Dergi Makalelerim
Bu Bölümde Kurumsal Eğitim Dergisi'nde Yer Alan Makalelerimi Bulacaksınız.
PERAKENDEDE KURUMSALLAŞMAYA BAĞLI MÜŞTERİ MEMNUNİYETİ VE
KÂRLILIK İLİŞKİSİ
Türkiye Perakende Federasyonu tarafından Nisan 2016’da
basılan “Gıda Perakendecisinin Ateşle İmtihanı Müşteri Memnuniyeti” adlı
kitabımızda müşteri memnuniyetinin esaslarına tüm yönleriyle değinmiştik. Bu
yazımızda -kitaptan bağımsız olarak- “Kurumsallaşma” ile “Müşteri Memnuniyeti
kavramları arasındaki ilişkiye değinerek bu ilişkinin kârlılığa sağladığı
faydaları ele alacağız. Müşteri memnuniyeti perakendecinin biricik nesnesi konumundadır.
Basit bir ifadeyle, müşteri olmadan (arz) oluşturulacak talebin hiçbir anlamı
bulunmaz. Günümüzde “ne” sattığınız değil; “kime” sattığınız değer
taşımaktadır. Eskiden satıcı “öznesi” (Kim satıyor?) pazarın tek hâkimiyken
şimdilerde, alıcı “öznesi”ne (Kim alıyor?) yerini bırakmıştır. Müşteri
memnuniyetini ilke edinen perakendecinin kârlılığını -rakiplerine oranla-
arttıracağı tartışma götürmemektedir. Müşteri memnuniyeti öncelikle çalışanın
memnuniyetine bağlıdır. Suratı ekşi satan bir reyon görevlisinden ikinci kez
kim ürün alır sizce? Demek ki burada önceliğimiz çalışanın memnuniyeti
üzerinedir. Peki, çalışan nasıl memnun edilir? Ücretle mi, sosyal haklarla mı,
kariyer planlamasıyla mı, kurum aidiyetiyle mi, performans yönetimiyle mi, iyi
bir oryantasyon süreciyle mi, ödüllendirmeyle mi, planlı bir eğitimle mi? Çok
kısa bir yanıt vermek gerekirse hepsiyle! Buradaki konu başlıklarının her biri
ayrı bir makale konusu olması nedeniyle diğer sayılarda (zaman yettikçe) yer
vermeye çalışacağız. Biz bu sayıda insan kaynaklarının fonksiyonlarına değil
(yukarıda yer alan maddeler); stratejik yönetimin bir parçası olan
kurumsallaşma ve onun sonucunda ortaya çıkan müşteri memnuniyeti ve kârlılık
ilişkisine değineceğiz. Bir kurumun, müşteri memnuniyetini merkeze almadıkça
birçok açıdan “eski satıcı öznesi”ni kabul ettiğini varsayarız.

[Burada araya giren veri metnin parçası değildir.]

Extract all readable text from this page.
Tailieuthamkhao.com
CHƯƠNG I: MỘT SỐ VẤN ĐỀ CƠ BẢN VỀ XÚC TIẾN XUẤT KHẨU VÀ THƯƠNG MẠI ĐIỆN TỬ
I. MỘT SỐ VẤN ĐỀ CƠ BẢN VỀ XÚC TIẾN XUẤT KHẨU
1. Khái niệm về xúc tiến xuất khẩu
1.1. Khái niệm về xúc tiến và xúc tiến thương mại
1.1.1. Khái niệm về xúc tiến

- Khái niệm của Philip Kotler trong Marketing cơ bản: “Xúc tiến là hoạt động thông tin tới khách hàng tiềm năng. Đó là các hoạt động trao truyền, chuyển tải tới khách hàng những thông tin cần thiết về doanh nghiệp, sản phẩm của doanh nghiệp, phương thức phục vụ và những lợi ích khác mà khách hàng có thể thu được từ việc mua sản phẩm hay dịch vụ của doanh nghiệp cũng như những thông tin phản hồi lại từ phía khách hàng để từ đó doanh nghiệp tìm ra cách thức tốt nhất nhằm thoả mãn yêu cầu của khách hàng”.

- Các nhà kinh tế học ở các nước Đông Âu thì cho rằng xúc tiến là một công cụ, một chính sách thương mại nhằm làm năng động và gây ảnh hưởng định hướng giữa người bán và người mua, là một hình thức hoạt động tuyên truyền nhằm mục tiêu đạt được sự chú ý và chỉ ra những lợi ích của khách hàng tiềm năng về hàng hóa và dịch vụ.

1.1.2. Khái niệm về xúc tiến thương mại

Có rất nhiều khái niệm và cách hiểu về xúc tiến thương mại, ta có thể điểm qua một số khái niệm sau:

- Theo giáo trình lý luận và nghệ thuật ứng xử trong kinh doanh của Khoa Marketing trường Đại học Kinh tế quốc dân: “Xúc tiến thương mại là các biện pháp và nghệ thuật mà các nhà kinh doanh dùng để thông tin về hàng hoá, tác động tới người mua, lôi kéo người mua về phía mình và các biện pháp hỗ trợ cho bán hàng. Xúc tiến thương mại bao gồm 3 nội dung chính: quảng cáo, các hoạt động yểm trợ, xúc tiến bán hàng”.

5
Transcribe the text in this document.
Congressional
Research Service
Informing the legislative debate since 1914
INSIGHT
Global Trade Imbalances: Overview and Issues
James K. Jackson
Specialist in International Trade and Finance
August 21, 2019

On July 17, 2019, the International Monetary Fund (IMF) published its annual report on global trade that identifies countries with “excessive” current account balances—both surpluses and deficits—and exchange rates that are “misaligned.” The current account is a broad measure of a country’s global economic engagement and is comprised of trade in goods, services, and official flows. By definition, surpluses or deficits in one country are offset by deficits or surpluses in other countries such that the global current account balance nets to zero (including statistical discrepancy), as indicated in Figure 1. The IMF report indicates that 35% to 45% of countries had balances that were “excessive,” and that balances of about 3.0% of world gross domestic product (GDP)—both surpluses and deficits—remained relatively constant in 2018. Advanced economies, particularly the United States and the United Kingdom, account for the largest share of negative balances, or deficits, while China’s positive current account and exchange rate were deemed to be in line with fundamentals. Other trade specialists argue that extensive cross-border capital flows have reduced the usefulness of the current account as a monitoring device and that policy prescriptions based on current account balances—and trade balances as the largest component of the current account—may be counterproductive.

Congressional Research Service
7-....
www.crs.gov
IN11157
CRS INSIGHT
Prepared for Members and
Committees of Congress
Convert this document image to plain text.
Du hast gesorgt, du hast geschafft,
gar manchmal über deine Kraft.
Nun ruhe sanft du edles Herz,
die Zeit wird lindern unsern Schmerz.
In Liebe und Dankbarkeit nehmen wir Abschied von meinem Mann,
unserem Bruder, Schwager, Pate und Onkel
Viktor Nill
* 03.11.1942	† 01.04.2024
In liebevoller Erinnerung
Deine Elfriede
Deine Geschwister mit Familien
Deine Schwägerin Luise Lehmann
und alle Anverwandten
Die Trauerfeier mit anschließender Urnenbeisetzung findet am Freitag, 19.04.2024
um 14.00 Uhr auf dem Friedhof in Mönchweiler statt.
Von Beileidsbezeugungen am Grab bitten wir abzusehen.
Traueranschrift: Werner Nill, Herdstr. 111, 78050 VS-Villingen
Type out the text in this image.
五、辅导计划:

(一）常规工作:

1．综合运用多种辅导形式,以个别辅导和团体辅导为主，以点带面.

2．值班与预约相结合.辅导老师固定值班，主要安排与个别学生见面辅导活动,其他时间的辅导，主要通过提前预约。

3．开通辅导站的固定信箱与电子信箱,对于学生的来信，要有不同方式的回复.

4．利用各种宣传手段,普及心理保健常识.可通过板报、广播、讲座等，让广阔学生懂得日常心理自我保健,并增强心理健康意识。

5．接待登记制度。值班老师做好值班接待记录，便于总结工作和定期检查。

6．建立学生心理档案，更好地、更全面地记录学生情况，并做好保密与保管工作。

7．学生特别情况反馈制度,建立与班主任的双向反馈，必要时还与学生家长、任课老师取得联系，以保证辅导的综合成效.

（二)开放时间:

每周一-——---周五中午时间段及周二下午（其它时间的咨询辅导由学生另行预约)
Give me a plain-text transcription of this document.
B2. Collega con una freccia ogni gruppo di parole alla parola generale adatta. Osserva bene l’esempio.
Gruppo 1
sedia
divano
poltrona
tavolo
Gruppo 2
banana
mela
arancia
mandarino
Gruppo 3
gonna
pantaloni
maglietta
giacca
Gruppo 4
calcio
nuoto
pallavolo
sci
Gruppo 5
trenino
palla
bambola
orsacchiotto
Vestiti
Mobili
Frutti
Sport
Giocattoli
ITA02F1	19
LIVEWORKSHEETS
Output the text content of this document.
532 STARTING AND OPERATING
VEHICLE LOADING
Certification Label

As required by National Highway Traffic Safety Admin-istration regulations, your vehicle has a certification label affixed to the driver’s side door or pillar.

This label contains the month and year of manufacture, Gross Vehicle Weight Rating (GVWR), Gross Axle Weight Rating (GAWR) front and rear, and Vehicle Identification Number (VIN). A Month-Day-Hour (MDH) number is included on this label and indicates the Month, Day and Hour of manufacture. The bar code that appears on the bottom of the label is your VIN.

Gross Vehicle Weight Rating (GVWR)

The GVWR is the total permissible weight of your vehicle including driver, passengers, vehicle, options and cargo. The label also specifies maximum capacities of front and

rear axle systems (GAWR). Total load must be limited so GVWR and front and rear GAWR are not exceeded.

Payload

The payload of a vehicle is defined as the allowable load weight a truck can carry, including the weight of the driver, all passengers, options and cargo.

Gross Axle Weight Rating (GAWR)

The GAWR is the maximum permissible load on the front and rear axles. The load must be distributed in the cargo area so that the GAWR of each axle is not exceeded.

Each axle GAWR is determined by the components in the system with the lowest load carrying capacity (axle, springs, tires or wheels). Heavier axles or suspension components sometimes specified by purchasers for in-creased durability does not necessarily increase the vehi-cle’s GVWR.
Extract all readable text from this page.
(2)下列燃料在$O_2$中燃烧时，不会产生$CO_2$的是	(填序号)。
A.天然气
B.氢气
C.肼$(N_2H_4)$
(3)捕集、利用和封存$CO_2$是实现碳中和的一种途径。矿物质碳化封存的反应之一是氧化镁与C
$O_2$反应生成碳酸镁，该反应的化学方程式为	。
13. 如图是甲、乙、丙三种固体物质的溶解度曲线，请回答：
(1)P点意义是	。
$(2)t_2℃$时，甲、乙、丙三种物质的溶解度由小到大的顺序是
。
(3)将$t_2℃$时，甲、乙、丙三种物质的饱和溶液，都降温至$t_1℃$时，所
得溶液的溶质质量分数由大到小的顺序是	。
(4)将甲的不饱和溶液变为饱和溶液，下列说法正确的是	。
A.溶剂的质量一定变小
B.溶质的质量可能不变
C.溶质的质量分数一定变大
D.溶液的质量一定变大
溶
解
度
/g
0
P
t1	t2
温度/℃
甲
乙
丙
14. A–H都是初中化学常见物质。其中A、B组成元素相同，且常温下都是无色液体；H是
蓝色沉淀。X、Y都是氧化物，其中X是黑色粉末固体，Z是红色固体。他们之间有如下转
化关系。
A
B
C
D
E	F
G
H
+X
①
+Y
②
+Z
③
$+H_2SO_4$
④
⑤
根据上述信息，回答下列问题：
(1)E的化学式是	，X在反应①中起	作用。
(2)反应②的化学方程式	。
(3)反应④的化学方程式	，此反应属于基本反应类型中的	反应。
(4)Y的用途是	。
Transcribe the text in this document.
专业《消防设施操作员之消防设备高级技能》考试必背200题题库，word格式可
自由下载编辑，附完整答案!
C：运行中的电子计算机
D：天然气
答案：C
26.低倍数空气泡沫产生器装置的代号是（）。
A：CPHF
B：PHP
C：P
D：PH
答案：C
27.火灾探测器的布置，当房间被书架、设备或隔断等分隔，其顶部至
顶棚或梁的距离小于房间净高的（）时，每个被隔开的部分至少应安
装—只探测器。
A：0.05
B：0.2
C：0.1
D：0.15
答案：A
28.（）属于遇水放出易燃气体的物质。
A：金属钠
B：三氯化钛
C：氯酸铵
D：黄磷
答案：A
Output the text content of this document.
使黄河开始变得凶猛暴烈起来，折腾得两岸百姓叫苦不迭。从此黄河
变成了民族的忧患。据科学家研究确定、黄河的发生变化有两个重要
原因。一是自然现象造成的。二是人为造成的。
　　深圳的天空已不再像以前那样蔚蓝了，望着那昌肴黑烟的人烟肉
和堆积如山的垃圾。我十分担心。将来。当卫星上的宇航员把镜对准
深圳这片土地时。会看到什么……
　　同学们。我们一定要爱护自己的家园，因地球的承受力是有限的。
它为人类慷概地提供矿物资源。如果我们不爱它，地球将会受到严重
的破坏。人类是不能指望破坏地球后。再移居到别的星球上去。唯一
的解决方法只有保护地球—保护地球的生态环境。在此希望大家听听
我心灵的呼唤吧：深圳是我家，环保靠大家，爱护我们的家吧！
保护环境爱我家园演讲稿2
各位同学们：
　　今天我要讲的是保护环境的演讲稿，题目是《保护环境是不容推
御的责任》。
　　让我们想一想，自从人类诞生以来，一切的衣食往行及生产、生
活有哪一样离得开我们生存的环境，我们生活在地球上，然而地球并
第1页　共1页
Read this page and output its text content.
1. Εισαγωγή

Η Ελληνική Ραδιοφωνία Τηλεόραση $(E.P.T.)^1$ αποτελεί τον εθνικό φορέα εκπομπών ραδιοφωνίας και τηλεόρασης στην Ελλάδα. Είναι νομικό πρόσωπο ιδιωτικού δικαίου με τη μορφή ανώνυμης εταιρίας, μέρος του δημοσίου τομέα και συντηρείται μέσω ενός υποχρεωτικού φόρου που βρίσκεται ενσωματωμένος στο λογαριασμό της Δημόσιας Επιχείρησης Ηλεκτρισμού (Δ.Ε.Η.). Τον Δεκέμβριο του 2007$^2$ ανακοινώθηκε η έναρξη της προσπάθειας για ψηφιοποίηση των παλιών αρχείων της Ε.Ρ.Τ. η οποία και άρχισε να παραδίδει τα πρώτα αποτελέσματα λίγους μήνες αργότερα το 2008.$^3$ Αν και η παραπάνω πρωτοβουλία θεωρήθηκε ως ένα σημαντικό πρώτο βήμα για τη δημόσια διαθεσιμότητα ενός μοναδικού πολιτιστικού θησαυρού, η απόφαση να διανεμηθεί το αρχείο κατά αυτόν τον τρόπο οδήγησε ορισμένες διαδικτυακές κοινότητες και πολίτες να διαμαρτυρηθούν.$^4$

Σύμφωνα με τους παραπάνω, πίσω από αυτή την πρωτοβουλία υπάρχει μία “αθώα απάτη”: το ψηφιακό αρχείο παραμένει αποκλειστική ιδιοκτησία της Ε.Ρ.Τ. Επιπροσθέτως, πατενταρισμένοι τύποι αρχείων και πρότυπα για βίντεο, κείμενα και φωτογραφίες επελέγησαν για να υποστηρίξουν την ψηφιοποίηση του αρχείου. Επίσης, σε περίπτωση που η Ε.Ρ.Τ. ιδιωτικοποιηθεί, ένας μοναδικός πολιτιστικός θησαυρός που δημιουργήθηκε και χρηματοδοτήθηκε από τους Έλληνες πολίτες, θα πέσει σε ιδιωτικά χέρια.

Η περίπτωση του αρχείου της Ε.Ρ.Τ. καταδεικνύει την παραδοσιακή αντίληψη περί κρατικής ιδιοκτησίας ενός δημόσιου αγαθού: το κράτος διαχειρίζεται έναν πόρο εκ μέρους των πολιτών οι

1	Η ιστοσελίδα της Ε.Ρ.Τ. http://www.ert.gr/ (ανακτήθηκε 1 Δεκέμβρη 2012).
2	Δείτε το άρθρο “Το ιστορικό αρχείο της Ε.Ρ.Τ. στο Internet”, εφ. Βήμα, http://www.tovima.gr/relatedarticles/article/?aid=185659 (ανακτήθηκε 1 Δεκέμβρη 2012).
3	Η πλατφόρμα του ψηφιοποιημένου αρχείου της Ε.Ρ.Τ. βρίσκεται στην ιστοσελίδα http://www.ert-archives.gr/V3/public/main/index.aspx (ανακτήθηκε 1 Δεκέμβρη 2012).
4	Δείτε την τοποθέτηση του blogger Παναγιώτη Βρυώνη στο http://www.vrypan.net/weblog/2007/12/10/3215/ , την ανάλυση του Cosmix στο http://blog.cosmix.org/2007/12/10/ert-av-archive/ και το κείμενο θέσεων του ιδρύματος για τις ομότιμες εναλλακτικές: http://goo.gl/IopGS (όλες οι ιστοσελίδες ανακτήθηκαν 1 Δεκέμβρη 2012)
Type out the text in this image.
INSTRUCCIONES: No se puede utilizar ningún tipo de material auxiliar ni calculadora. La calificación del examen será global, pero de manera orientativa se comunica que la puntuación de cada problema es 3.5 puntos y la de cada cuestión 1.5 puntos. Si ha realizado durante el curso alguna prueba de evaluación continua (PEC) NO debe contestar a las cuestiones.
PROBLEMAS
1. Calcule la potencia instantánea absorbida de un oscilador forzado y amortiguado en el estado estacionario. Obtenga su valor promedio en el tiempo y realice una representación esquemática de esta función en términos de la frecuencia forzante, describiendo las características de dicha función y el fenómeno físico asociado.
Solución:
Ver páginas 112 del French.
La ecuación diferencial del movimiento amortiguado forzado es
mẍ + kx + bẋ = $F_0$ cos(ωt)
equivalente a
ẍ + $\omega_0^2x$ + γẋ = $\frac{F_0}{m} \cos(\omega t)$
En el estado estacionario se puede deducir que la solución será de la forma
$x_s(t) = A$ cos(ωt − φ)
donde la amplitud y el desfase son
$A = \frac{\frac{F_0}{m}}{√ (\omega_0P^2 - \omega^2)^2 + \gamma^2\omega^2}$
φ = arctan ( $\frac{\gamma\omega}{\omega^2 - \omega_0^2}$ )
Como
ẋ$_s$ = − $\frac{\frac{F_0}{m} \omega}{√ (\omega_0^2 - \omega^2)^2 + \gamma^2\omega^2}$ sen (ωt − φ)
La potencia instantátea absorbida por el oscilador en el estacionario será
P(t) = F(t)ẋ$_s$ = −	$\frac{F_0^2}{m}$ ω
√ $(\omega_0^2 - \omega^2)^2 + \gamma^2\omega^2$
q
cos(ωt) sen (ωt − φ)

Kurumsallaşmanın tahsis edilmesinde, modern yönetim (y,z kuşaklarını anlama)
anlayışının işlevsel kılınması, çalışana saygı duyulması, şeffaf yönetim
ilkelerine uyulması, çalışanın yaptığı işte sorumluluk elde etmesi gibi önemli
detaylar yer alır. Albenisi olan kurumlarda çalışanların, müşterileriyle daha
fazla ilgilendikleri, işlerine sahip çıktıkları herkes tarafından
bilinmektedir. Kurumsallaşmanın tahsis edilmesi pozitif yönetim anlayışına
bağlı olmakla birlikte yönetim seviyesinde karar alıcıların ve o kararı
uygulayıcıların (market müdür ve yardımcıları) eşgüdümlü hareket etmelerine
bağlıdır. Peki, kurumsallaşmanın müşteri memnuniyetine etkisi nedir, onu
açıklamaya çalışalım. Kurumsal şirketlerde, müşterinin bir muhatabı vardır. Bu
muhatap, müşteri memnuniyeti konusunda eğitimli-deneyimli personeldir.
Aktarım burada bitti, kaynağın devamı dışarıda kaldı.